Multithread considerations

Hi all,

This is related to jMEPhysics2 development, so I'm putting it here, not in the development group.

I'm trying to develop a project similar to Robocode, but with the complexity of a 3D scene and realistic physics simulation. I found an issue (not manifested in tests yet) with the multithreaded nature of the code. Each Tank (robot) will be "controlled" by it's own thread, as in robocode. For doing this, I'm implementing safe methods for operating on the tank behavior, like accellerate, or turnWheels, etc. The thing is: the tank thread will change the values of the availableAcceleration and desiredVelocity of the RotationalJointAxis, indirectly.

The issue is:

These attributes are going to be read by the update/render thread, without any safety. Is there a change this thread can get STALE values of them? Would it be really harmfull for the performance using VOLATILE attributes instead?

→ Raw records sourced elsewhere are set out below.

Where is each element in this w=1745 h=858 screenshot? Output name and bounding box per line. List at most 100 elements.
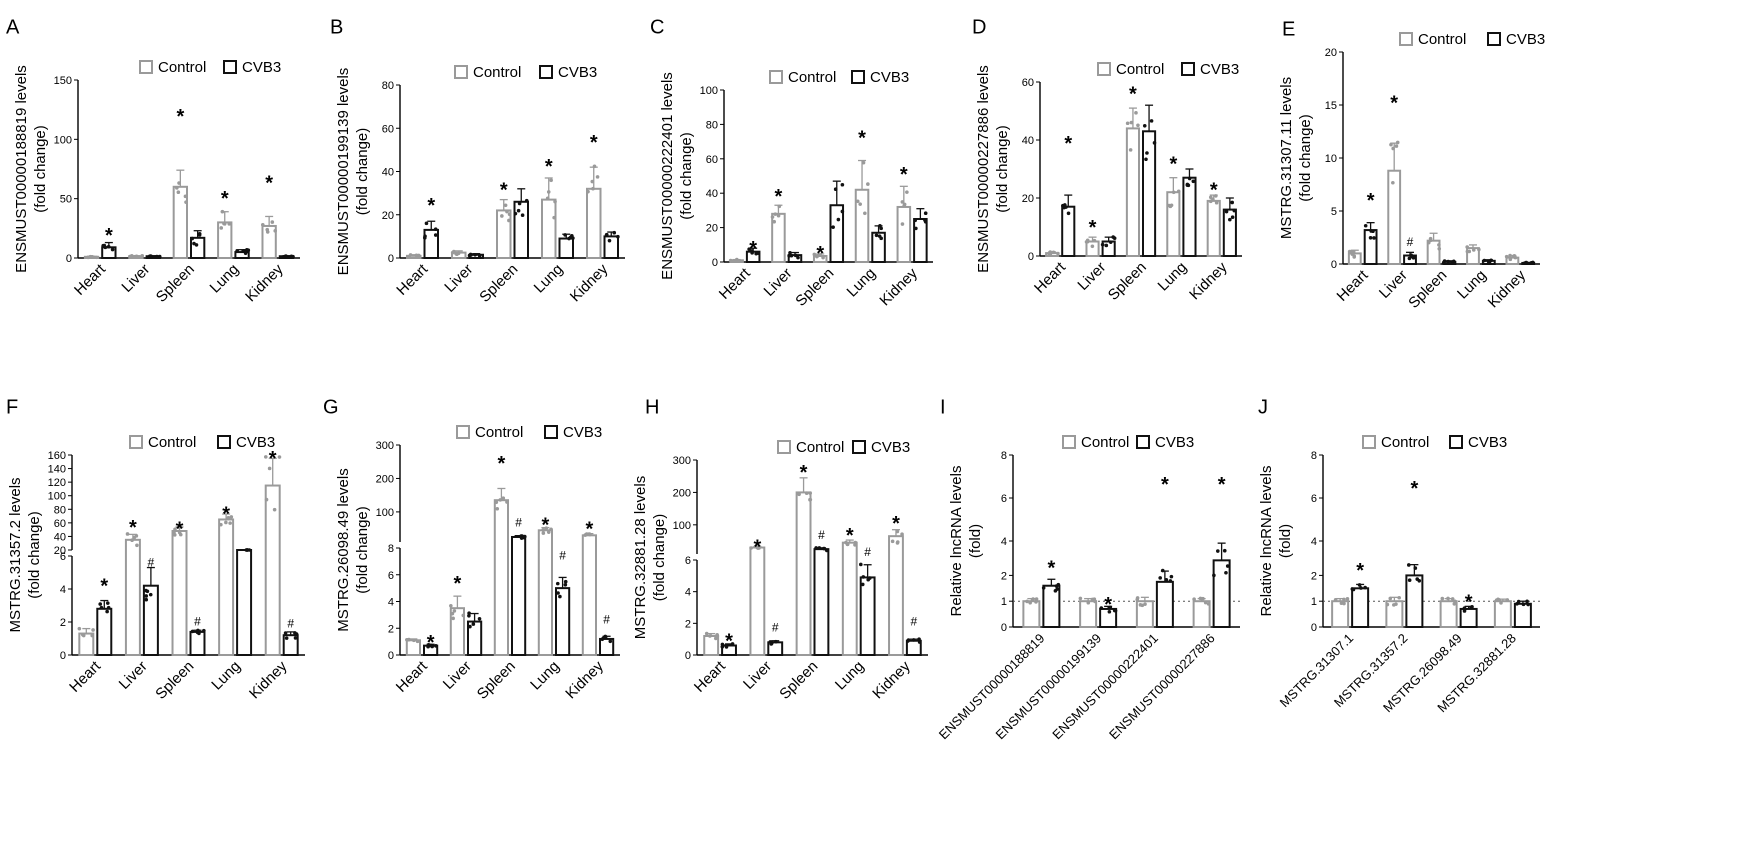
data-dot: [1078, 596, 1083, 601]
data-dot: [756, 546, 760, 550]
data-dot: [552, 215, 556, 220]
data-dot: [426, 643, 431, 647]
significance-star: *: [1356, 560, 1364, 582]
data-dot: [1516, 599, 1521, 604]
y-tick-label: 2: [388, 623, 394, 635]
data-dot: [1347, 249, 1352, 254]
legend: Control CVB3: [1062, 434, 1194, 451]
data-dot: [1441, 260, 1446, 265]
data-dot: [495, 506, 500, 511]
y-tick-label: 0: [1001, 622, 1007, 634]
significance-star: *: [222, 504, 230, 526]
legend-swatch-cvb3: [1136, 435, 1150, 449]
data-dot: [1496, 597, 1500, 602]
data-dot: [501, 496, 506, 500]
data-dot: [713, 636, 718, 641]
bar-control: [841, 541, 858, 656]
y-tick-label: 0: [1028, 251, 1034, 263]
data-dot: [91, 628, 95, 632]
data-dot: [106, 605, 111, 610]
data-dot: [99, 605, 104, 610]
data-dot: [549, 178, 553, 183]
bar-control: [1079, 600, 1098, 629]
y-tick-label: 6: [685, 555, 691, 567]
significance-star: *: [1390, 93, 1398, 115]
legend-swatch-control: [454, 65, 468, 79]
data-dot: [845, 542, 850, 547]
data-dot: [777, 204, 782, 209]
panel-label: E: [1282, 19, 1295, 41]
data-dot: [1055, 587, 1059, 591]
x-tick-label: Spleen: [1405, 267, 1450, 312]
data-dot: [190, 236, 195, 241]
y-tick-label: 20: [382, 210, 394, 222]
bar-cvb3: [913, 218, 928, 263]
data-dot: [1345, 597, 1350, 601]
data-dot: [1108, 240, 1113, 244]
data-dot: [1125, 121, 1130, 126]
y-tick-label: 60: [54, 518, 66, 530]
data-dot: [229, 515, 234, 519]
legend-swatch-control: [1399, 32, 1413, 46]
data-dot: [228, 521, 232, 525]
data-dot: [522, 534, 527, 539]
data-dot: [590, 179, 595, 184]
data-dot: [477, 254, 482, 258]
y-tick-label: 80: [54, 504, 66, 516]
data-dot: [917, 640, 922, 644]
data-dot: [770, 215, 775, 219]
data-dot: [473, 253, 477, 257]
y-axis-label: Relative lncRNA levels: [1258, 466, 1275, 617]
data-dot: [769, 642, 774, 646]
data-dot: [1450, 597, 1455, 601]
y-tick-label: 6: [1311, 493, 1317, 505]
data-dot: [500, 214, 504, 218]
data-dot: [720, 642, 725, 647]
y-tick-label: 0: [66, 253, 72, 265]
data-dot: [1201, 596, 1205, 601]
y-tick-label: 160: [48, 450, 66, 462]
data-dot: [1051, 250, 1056, 255]
data-dot: [1092, 238, 1097, 243]
data-dot: [1066, 211, 1071, 216]
legend-swatch-cvb3: [852, 440, 866, 454]
panel-label: H: [645, 397, 659, 419]
x-tick-label: Lung: [208, 658, 244, 694]
y-tick-label: 300: [673, 455, 691, 467]
data-dot: [273, 229, 278, 233]
data-dot: [1524, 260, 1529, 265]
data-dot: [874, 233, 879, 238]
legend-label-cvb3: CVB3: [1506, 31, 1545, 48]
bar-control: [896, 205, 912, 264]
data-dot: [730, 642, 735, 646]
data-dot: [1128, 148, 1133, 152]
legend-swatch-cvb3: [851, 70, 865, 84]
legend-label-control: Control: [1418, 31, 1466, 48]
significance-hash: #: [772, 621, 779, 635]
y-tick-label: 150: [54, 75, 72, 87]
data-dot: [194, 243, 199, 247]
data-dot: [1394, 602, 1398, 606]
data-dot: [94, 255, 99, 260]
legend-swatch-control: [129, 435, 143, 449]
bar-control: [1125, 127, 1141, 257]
legend-swatch-control: [769, 70, 783, 84]
y-axis-label: Relative lncRNA levels: [948, 466, 965, 617]
data-dot: [173, 527, 177, 532]
bar-control: [264, 484, 281, 656]
data-dot: [196, 628, 200, 633]
significance-hash: #: [864, 545, 871, 559]
significance-hash: #: [515, 516, 522, 530]
significance-star: *: [586, 518, 594, 540]
data-dot: [1169, 574, 1174, 579]
data-dot: [1203, 600, 1208, 605]
data-dot: [895, 529, 900, 534]
bar-control: [1206, 199, 1221, 257]
significance-star: *: [590, 132, 598, 154]
data-dot: [1086, 600, 1091, 605]
data-dot: [1350, 250, 1355, 254]
data-dot: [424, 221, 429, 226]
data-dot: [1465, 249, 1470, 254]
data-dot: [1224, 571, 1228, 575]
data-dot: [227, 222, 232, 226]
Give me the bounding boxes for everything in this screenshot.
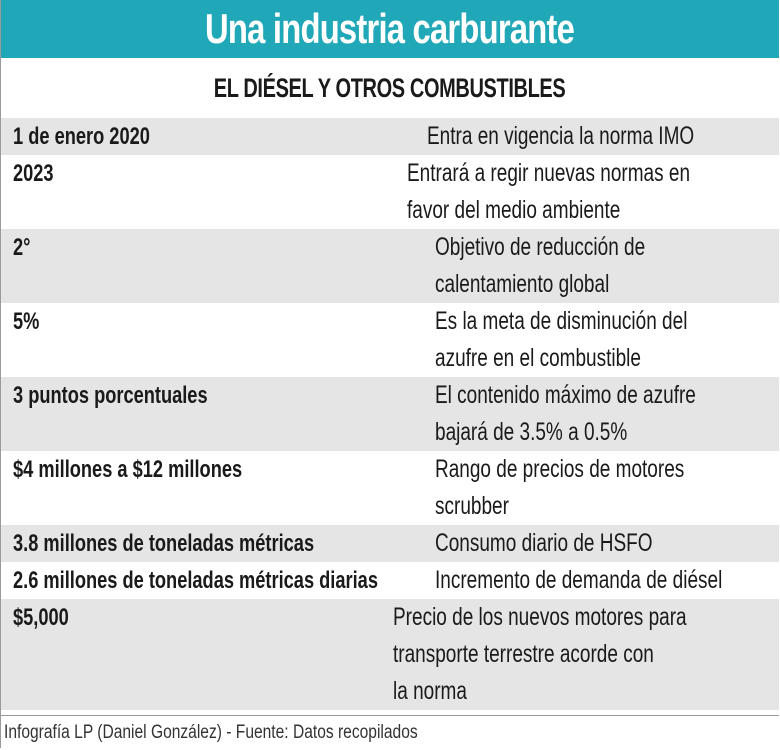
row-description: Consumo diario de HSFO [435, 525, 779, 562]
row-key: 2° [1, 229, 435, 303]
description-line: El contenido máximo de azufre [435, 381, 696, 409]
row-key: 1 de enero 2020 [1, 118, 427, 155]
subtitle-band: EL DIÉSEL Y OTROS COMBUSTIBLES [1, 58, 779, 118]
row-key: 5% [1, 303, 435, 377]
table-row: $4 millones a $12 millones Rango de preci… [1, 451, 779, 525]
description-line: bajará de 3.5% a 0.5% [435, 418, 628, 446]
facts-table: 1 de enero 2020 Entra en vigencia la norm… [1, 118, 779, 710]
table-row: 5% Es la meta de disminución del azufre en… [1, 303, 779, 377]
row-description: El contenido máximo de azufre bajará de 3… [435, 377, 779, 451]
table-row: $5,000 Precio de los nuevos motores para t… [1, 599, 779, 710]
row-key-text: 1 de enero 2020 [13, 123, 150, 150]
row-key-text: 2° [13, 234, 31, 261]
table-row: 1 de enero 2020 Entra en vigencia la norm… [1, 118, 779, 155]
row-key: $5,000 [1, 599, 393, 710]
description-line: Entra en vigencia la norma IMO [427, 122, 695, 150]
description-line: favor del medio ambiente [406, 196, 620, 224]
footer-text: Infografía LP (Daniel González) - Fuente… [4, 722, 418, 743]
description-line: azufre en el combustible [435, 344, 641, 372]
row-description: Precio de los nuevos motores para transpo… [393, 599, 779, 710]
description-line: Entrará a regir nuevas normas en [406, 159, 690, 187]
row-description: Es la meta de disminución del azufre en e… [435, 303, 779, 377]
table-row: 3 puntos porcentuales El contenido máximo… [1, 377, 779, 451]
description-line: Objetivo de reducción de [435, 233, 646, 261]
subtitle: EL DIÉSEL Y OTROS COMBUSTIBLES [214, 72, 566, 103]
row-key: 2.6 millones de toneladas métricas diari… [1, 562, 435, 599]
row-key-text: $5,000 [13, 604, 69, 631]
title-band: Una industria carburante [1, 0, 779, 58]
row-key: 2023 [1, 155, 407, 229]
row-key-text: 3.8 millones de toneladas métricas [13, 530, 315, 557]
row-key-text: 2023 [13, 160, 54, 187]
description-line: Consumo diario de HSFO [435, 529, 653, 557]
description-line: Es la meta de disminución del [435, 307, 688, 335]
description-line: Incremento de demanda de diésel [435, 566, 723, 594]
row-key: $4 millones a $12 millones [1, 451, 435, 525]
description-line: transporte terrestre acorde con [392, 640, 654, 668]
row-description: Incremento de demanda de diésel [435, 562, 780, 599]
table-row: 3.8 millones de toneladas métricas Consum… [1, 525, 779, 562]
row-key-text: 5% [13, 308, 40, 335]
row-description: Entrará a regir nuevas normas en favor de… [407, 155, 779, 229]
row-description: Entra en vigencia la norma IMO [427, 118, 779, 155]
footer-credit: Infografía LP (Daniel González) - Fuente… [1, 715, 779, 749]
row-key: 3.8 millones de toneladas métricas [1, 525, 435, 562]
row-key-text: 2.6 millones de toneladas métricas diari… [13, 567, 378, 594]
description-line: Rango de precios de motores [435, 455, 685, 483]
description-line: Precio de los nuevos motores para [392, 603, 687, 631]
table-row: 2023 Entrará a regir nuevas normas en favo… [1, 155, 779, 229]
table-row: 2.6 millones de toneladas métricas diari… [1, 562, 779, 599]
table-row: 2° Objetivo de reducción de calentamiento … [1, 229, 779, 303]
description-line: scrubber [435, 492, 509, 520]
row-key-text: $4 millones a $12 millones [13, 456, 243, 483]
row-description: Objetivo de reducción de calentamiento gl… [435, 229, 779, 303]
description-line: calentamiento global [435, 270, 610, 298]
row-key: 3 puntos porcentuales [1, 377, 435, 451]
description-line: la norma [392, 677, 467, 705]
page-title: Una industria carburante [205, 5, 575, 52]
row-description: Rango de precios de motores scrubber [435, 451, 779, 525]
row-key-text: 3 puntos porcentuales [13, 382, 208, 409]
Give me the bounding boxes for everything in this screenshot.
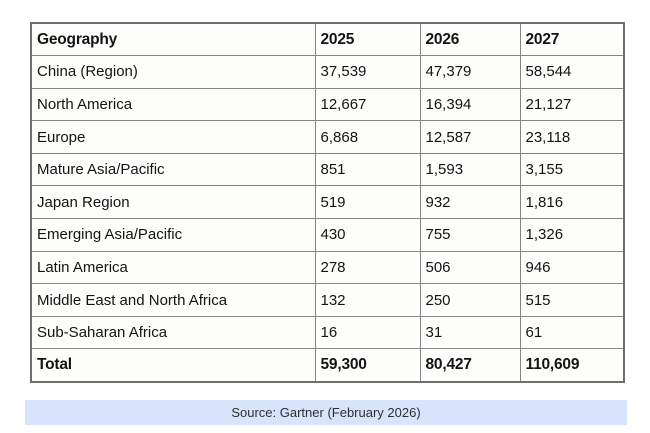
table-row: Emerging Asia/Pacific 430 755 1,326 (30, 218, 625, 252)
row-geography: North America (30, 87, 316, 122)
total-value-2025: 59,300 (314, 348, 421, 383)
row-value-2026: 1,593 (419, 152, 521, 187)
row-value-2027: 3,155 (519, 152, 625, 187)
row-value-2027: 61 (519, 315, 625, 350)
row-value-2026: 47,379 (419, 55, 521, 89)
row-value-2027: 58,544 (519, 55, 625, 89)
table-total-row: Total 59,300 80,427 110,609 (30, 348, 625, 383)
row-value-2027: 946 (519, 250, 625, 285)
row-geography: Europe (30, 120, 316, 154)
row-geography: Latin America (30, 250, 316, 285)
table-row: Mature Asia/Pacific 851 1,593 3,155 (30, 152, 625, 187)
column-header-2027: 2027 (519, 22, 625, 57)
row-value-2025: 16 (314, 315, 421, 350)
row-value-2025: 519 (314, 185, 421, 220)
row-value-2025: 12,667 (314, 87, 421, 122)
row-geography: Emerging Asia/Pacific (30, 218, 316, 252)
row-value-2026: 31 (419, 315, 521, 350)
row-geography: Sub-Saharan Africa (30, 315, 316, 350)
total-value-2027: 110,609 (519, 348, 625, 383)
row-value-2025: 430 (314, 218, 421, 252)
table-row: Japan Region 519 932 1,816 (30, 185, 625, 220)
row-value-2025: 132 (314, 283, 421, 317)
source-attribution-bar: Source: Gartner (February 2026) (25, 400, 627, 425)
table-row: North America 12,667 16,394 21,127 (30, 87, 625, 122)
table-header-row: Geography 2025 2026 2027 (30, 22, 625, 57)
row-value-2026: 755 (419, 218, 521, 252)
row-value-2026: 932 (419, 185, 521, 220)
row-value-2026: 12,587 (419, 120, 521, 154)
column-header-2025: 2025 (314, 22, 421, 57)
row-value-2025: 278 (314, 250, 421, 285)
geography-forecast-table: Geography 2025 2026 2027 China (Region) … (30, 22, 625, 383)
row-value-2027: 21,127 (519, 87, 625, 122)
row-value-2025: 851 (314, 152, 421, 187)
row-geography: Middle East and North Africa (30, 283, 316, 317)
row-geography: China (Region) (30, 55, 316, 89)
row-value-2025: 37,539 (314, 55, 421, 89)
row-value-2027: 515 (519, 283, 625, 317)
table-row: Europe 6,868 12,587 23,118 (30, 120, 625, 154)
table-row: Latin America 278 506 946 (30, 250, 625, 285)
row-value-2025: 6,868 (314, 120, 421, 154)
row-value-2026: 506 (419, 250, 521, 285)
row-value-2027: 1,816 (519, 185, 625, 220)
row-value-2026: 250 (419, 283, 521, 317)
source-attribution-text: Source: Gartner (February 2026) (231, 405, 421, 420)
table-row: Sub-Saharan Africa 16 31 61 (30, 315, 625, 350)
column-header-geography: Geography (30, 22, 316, 57)
total-value-2026: 80,427 (419, 348, 521, 383)
row-value-2027: 23,118 (519, 120, 625, 154)
row-geography: Mature Asia/Pacific (30, 152, 316, 187)
row-geography: Japan Region (30, 185, 316, 220)
table-row: China (Region) 37,539 47,379 58,544 (30, 55, 625, 89)
row-value-2027: 1,326 (519, 218, 625, 252)
column-header-2026: 2026 (419, 22, 521, 57)
total-label: Total (30, 348, 316, 383)
table-row: Middle East and North Africa 132 250 515 (30, 283, 625, 317)
row-value-2026: 16,394 (419, 87, 521, 122)
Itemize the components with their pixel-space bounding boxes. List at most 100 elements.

I think this is the same as putting physics and render in different threads. Is jMEPhysics2 safe in that matter? Does the possible altering of instructions order, by the JVM and CPU, affect the rendering in this case, showing unstabble, invalid state node objects?

I'd really like to discuss this matter with you guys, since we're going to need this more and more every day.

jME is not thread safe. What I think you should do is have a lock Object, and synchronize it during rendering. Then use the same lock to protect your methods changing your robots. In this way, you will never be able to render while updates are being performed.

And yes… the objects should be made volatile if you want to guarantee accuracy.

As duenez I'd also suggest to synchronize access yourself (externally). Double-buffering all the values in jME Physics 2 does not sound like a good idea.

Take a look at ReentrantLock rather than synchronizing on an object…it's a much nicer way of locking.

Nice, I didn't know Java had this type of locking for synchronization  XD . They apparently were introduced in 1.5. Thanks Darkfrog!!

Sure, and the ConcurrentLinkedQueue and ConcurrentHashMap also come in quite handy when dealing with multithreaded application design. :wink:

Thank you for the guidelines guys. I'm right now digesting the book Java Concurrency in Practice and I'll put my hands on the code later on. One thing that is not clear for me is this:

Should I put this synchronization code inside jMEPhysics? Like hacking the code, sppliting it from the cvs's HEAD

Sorry for the last post.

I figured out how I could make a lock object externally. I'll wait until I finish the book and see the other options around, since they seem to be more performant. I'll keep you up to date with this, if it's of any interest.